Recently, however, the evolution took a twist for the comical when we heard the page, “Justice impacted individual Smith, please report to the officers’ station.” The officer, who is one who treats us with respect and humanity, was poking fun at the attempt to replace one label that is laden with negative baggage with another that is so tortured that it sounds absurd. We all had a good laugh, but unfortunately, the fact that language matters was lost in the moment. Even worse, the label swap and the resulting backlash are a distraction from the need to dramatically change the culture.
If the label is the problem, as labels so often are, the solution is not a better label. The solution is no label. Director Peters is right when she says that the job of the BOP is not to make better inmates, but rather to make better neighbors. To make me a better neighbor, there is no need to call me neighbor Way or justice impacted individual Way or qualifier of any kind Way. I’m a person and my name is Way.
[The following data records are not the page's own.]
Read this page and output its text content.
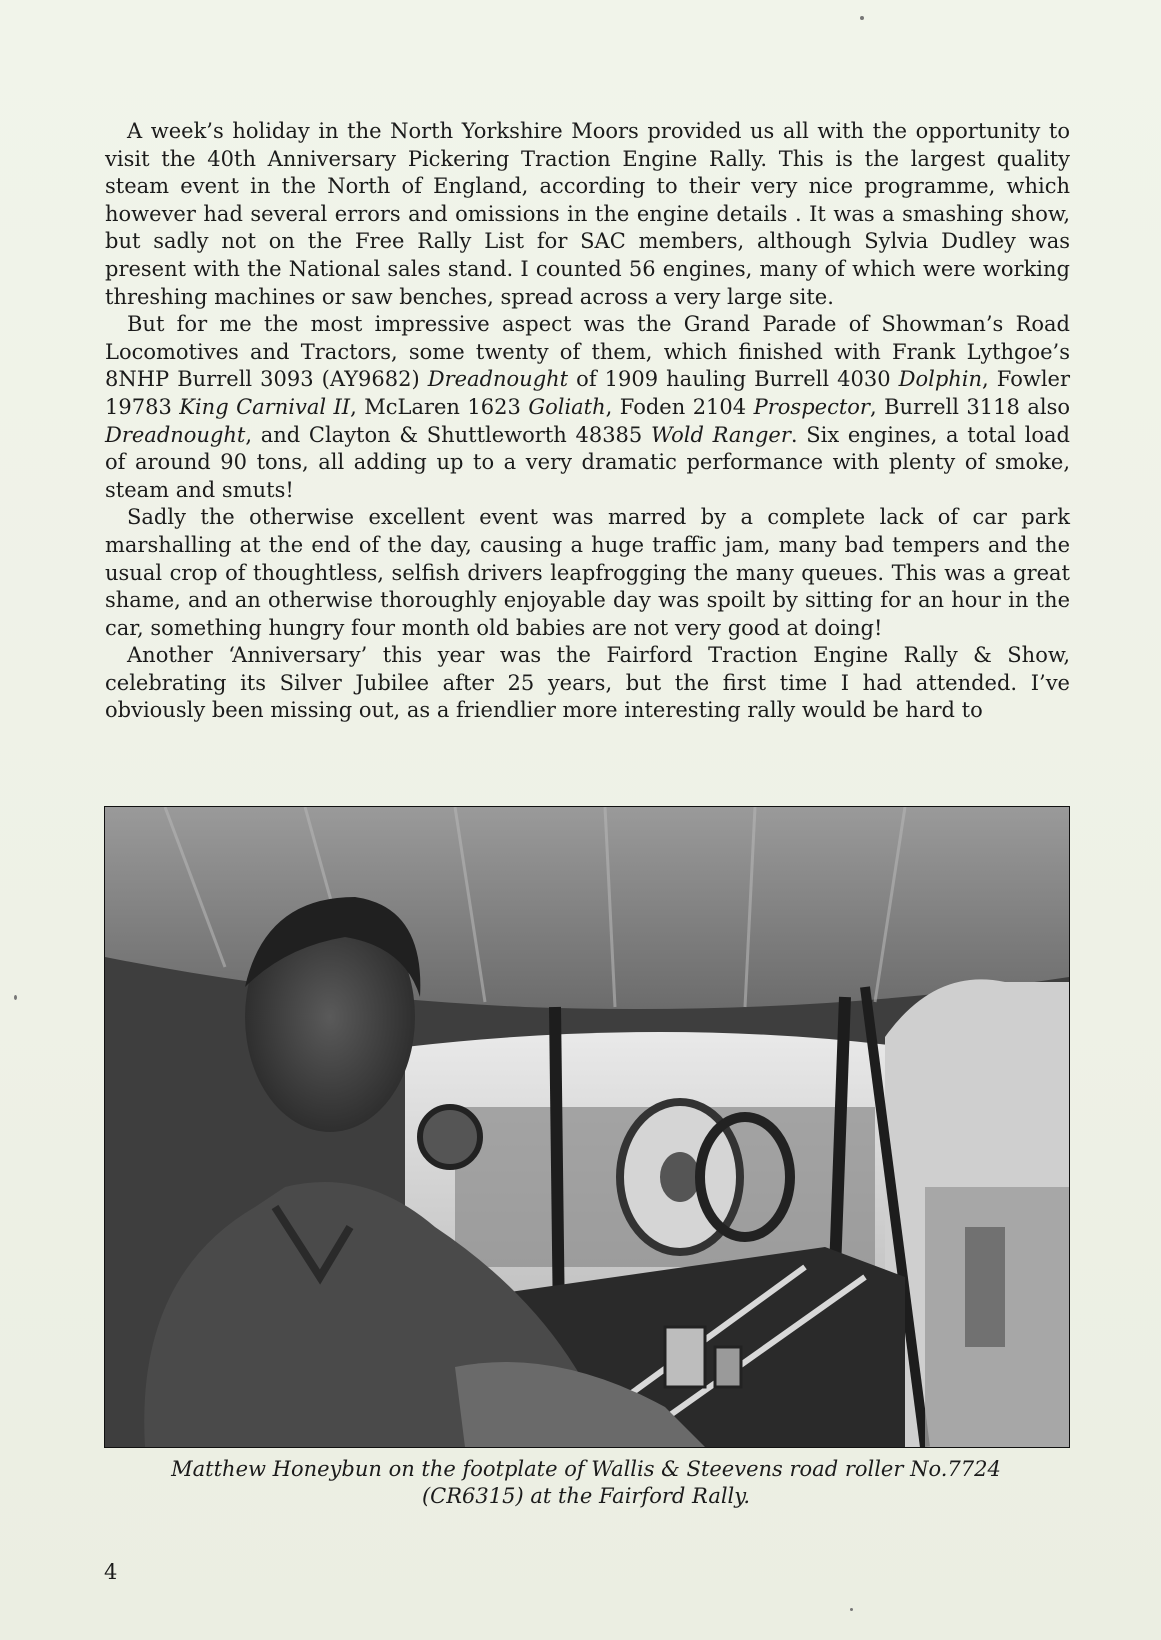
A week’s holiday in the North Yorkshire Moors provided us all with the opportunity to visit the 40th Anniversary Pickering Traction Engine Rally. This is the largest quality steam event in the North of England, according to their very nice programme, which however had several errors and omissions in the engine details . It was a smashing show, but sadly not on the Free Rally List for SAC members, although Sylvia Dudley was present with the National sales stand. I counted 56 engines, many of which were working threshing machines or saw benches, spread across a very large site.

But for me the most impressive aspect was the Grand Parade of Showman’s Road Locomotives and Tractors, some twenty of them, which finished with Frank Lythgoe’s 8NHP Burrell 3093 (AY9682) Dreadnought of 1909 hauling Burrell 4030 Dolphin, Fowler 19783 King Carnival II, McLaren 1623 Goliath, Foden 2104 Prospector, Burrell 3118 also Dreadnought, and Clayton & Shuttleworth 48385 Wold Ranger. Six engines, a total load of around 90 tons, all adding up to a very dramatic performance with plenty of smoke, steam and smuts!

Sadly the otherwise excellent event was marred by a complete lack of car park marshalling at the end of the day, causing a huge traffic jam, many bad tempers and the usual crop of thoughtless, selfish drivers leapfrogging the many queues. This was a great shame, and an otherwise thoroughly enjoyable day was spoilt by sitting for an hour in the car, something hungry four month old babies are not very good at doing!

Another ‘Anniversary’ this year was the Fairford Traction Engine Rally & Show, celebrating its Silver Jubilee after 25 years, but the first time I had attended. I’ve obviously been missing out, as a friendlier more interesting rally would be hard to

Matthew Honeybun on the footplate of Wallis & Steevens road roller No.7724
(CR6315) at the Fairford Rally.
4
I am a part of a group of people who are currently incarcerated. We are people. It doesn’t need to be more complicated than that. Keeping it simple allows us to move on to the heavy lifting that we have to do if we are going to shift paradigms.
Dehumanization, and all of its destructive consequences for the jailers and the jailed, is still a major problem in the system. It’s not enough for me to point out the problem. I need to be a part of the solution. To that end, I have been working hard to stop judging and labeling the people who live and work at the camp at Thomson, and instead start seeing their humanity. And because I believe that language matters, I am practicing learning and using their names. It’s simple, but it works. It is my way of saying, “I see you and value you as a person, even if the culture does not.”